Answered by Dr. Behar Greca 9 hours later
Brief Answer: I suggest Holter monitor test... Detailed Answer: Thank you for writing back. If you've noticed that the only thing that is wrong with you is inappropriate sinus tachycardia I think that the diagnose should be orientated to sinus node(autonomous heart system). I suggest you to make Holter monitor(24) test, for monitoring heart activity (electrocardiography or ECG). The result of this test will determine the final diagnose. All the best. Dr. Behar
Follow-up: What causes inappropriate sinus tachycardia? 19 minutes later
Several holter monitors have been performed, no arythmians (other than sinus tach when expected and bracycardia at night). Autonomous nervous function was normal, as was everything else. It just seems very, very strange that IST could develop along side so many other things and them not be related.

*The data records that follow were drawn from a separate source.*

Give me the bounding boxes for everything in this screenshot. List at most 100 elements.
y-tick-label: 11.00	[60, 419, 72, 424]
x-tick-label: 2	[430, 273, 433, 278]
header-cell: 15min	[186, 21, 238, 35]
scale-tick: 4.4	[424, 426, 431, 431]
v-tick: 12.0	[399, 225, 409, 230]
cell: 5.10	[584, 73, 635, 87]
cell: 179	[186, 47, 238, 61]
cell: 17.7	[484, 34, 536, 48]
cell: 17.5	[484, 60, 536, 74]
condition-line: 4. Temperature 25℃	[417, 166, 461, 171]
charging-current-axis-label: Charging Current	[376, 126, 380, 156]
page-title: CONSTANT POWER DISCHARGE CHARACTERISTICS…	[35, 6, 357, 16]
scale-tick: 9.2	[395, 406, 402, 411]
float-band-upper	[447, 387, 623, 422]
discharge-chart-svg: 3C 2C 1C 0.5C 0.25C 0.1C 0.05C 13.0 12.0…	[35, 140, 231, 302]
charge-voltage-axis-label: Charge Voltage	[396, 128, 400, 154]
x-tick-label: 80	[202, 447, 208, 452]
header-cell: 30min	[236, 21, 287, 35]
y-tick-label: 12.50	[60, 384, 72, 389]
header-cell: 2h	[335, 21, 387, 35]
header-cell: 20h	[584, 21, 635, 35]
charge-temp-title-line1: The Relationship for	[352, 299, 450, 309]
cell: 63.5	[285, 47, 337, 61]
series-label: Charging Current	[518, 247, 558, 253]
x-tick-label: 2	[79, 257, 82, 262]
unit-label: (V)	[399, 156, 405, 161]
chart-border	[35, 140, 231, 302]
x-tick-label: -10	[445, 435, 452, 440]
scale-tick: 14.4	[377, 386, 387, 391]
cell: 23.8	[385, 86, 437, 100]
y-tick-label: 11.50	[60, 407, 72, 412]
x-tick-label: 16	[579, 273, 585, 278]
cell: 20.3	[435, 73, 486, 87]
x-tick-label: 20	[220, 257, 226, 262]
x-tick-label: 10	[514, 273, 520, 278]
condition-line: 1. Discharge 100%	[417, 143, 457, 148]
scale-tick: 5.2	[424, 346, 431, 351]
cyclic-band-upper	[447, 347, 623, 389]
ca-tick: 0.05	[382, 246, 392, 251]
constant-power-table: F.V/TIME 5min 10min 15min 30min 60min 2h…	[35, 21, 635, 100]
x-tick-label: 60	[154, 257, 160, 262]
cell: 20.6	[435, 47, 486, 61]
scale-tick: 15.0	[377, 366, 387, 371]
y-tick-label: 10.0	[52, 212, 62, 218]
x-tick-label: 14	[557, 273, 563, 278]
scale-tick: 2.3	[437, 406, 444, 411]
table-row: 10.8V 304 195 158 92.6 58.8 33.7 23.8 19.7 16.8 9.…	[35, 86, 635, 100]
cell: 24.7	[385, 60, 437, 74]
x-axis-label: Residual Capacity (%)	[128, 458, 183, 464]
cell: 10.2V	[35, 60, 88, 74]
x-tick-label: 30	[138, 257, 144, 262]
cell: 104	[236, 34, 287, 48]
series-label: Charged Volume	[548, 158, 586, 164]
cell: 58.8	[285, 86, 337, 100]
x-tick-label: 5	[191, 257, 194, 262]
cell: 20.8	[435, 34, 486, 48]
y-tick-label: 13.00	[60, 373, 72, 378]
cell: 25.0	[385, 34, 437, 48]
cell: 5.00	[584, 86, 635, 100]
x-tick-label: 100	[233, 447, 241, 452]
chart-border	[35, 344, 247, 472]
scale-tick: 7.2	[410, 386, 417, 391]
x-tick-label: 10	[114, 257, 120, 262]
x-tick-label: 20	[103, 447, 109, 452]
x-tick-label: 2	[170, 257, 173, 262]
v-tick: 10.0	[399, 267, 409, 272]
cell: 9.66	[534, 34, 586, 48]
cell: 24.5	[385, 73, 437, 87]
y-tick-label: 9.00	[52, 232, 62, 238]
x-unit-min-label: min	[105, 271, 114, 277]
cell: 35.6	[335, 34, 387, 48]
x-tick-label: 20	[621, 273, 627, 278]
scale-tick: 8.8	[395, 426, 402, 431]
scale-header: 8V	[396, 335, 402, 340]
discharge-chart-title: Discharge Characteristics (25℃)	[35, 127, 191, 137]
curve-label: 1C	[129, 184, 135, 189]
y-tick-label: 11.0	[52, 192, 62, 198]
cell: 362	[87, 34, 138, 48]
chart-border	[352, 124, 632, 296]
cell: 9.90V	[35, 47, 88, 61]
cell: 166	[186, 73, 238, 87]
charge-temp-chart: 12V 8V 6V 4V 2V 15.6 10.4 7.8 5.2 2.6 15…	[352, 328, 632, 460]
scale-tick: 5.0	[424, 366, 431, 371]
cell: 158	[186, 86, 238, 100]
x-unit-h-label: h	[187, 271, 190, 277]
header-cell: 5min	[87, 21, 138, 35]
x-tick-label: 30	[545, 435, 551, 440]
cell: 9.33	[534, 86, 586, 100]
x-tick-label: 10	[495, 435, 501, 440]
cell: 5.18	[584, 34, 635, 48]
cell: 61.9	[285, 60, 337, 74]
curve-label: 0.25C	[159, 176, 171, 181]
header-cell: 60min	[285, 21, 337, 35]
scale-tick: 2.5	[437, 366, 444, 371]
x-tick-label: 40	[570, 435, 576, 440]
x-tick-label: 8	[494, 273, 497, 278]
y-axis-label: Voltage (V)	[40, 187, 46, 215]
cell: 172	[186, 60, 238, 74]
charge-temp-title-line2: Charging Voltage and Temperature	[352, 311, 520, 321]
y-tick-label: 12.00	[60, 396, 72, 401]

Answered by Dr. Behar Greca 18 minutes later
Brief Answer: Beta blockers are the best choice... Detailed Answer: Well, we can't say that inappropriate sinus tachycardia is developed along side so many other things and them not be related. Of course there is a relation between them, because sinus tachycardia is related with a lot of factors. But I am not going to mention them now, because the what you need is Beta blockers that you are using. This is all what you can do. Dr. Behar.